In Sahel dieci milioni di persone soffrono la fame, a causa del cattivo raccolto dello scorso anno

Avete letto bene, dieci milioni di persone soffrono di penuria alimentare a causa del cattivo raccolto dello scorso anno.

Secondo il giornale Le Temps (edizione 18.06.2010), queste persone devono resistere quattro mesi, fino al raccolto successivo, mentre i sacchi di cereali sono vuoti. Tutto il Sahel è colpito ; in Niger, in Ciad, in Burkina Faso, in Nigeria e in Mauritania, la gente ha fame. Gli abitanti dei villaggi si arrangiano come possono, saltando pasti, cedendo i propri beni o lasciando i villaggi per le città. Ma i bambini restano estremamente vulnerabili. Più di uno su cinque soffre di malnutrizione.

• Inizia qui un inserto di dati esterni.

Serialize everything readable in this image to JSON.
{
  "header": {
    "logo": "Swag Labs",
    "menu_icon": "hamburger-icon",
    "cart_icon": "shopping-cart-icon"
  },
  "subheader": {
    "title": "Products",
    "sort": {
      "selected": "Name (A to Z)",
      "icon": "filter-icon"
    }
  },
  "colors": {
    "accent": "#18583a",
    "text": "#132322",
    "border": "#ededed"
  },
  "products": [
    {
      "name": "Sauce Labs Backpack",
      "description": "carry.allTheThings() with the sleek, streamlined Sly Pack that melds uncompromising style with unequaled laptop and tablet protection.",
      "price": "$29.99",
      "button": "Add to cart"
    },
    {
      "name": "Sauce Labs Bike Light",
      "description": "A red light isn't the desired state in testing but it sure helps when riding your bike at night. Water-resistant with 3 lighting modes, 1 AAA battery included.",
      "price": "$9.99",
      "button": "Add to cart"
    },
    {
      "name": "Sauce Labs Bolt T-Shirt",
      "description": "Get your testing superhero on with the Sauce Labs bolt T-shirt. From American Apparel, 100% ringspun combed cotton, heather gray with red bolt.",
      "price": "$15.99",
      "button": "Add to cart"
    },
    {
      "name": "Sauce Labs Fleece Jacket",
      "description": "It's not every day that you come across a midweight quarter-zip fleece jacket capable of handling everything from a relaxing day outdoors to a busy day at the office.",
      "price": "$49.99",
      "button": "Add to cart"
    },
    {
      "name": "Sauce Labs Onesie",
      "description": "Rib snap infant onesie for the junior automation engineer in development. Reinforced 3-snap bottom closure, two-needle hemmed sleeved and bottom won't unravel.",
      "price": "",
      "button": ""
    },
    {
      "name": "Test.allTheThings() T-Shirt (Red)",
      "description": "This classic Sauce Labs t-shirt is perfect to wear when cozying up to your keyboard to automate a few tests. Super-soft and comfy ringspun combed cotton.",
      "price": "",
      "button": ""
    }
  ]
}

Charles Vincent, direttore del PAM a Ginevra, rileva : « i giovanissimi sono colpiti per primi. Un neonato malnutrito non curato tempestivamente rischia di subire un ritardo nella crescita o nello sviluppo motorio e cerebrale. »

Gli specialisti sono concordi nell’affermare che a breve termine, bisognerà moltiplicare gli interventi di emergenza, come quelle che portiamo avanti nei nostri centri nutrizionali. Ma la soluzione – più a lungo termine – potrebbe anche passare attraverso raccomandazioni sul modo di usare i concimi, le sementi a ciclo breve o ancore le coltivazioni di controstagione.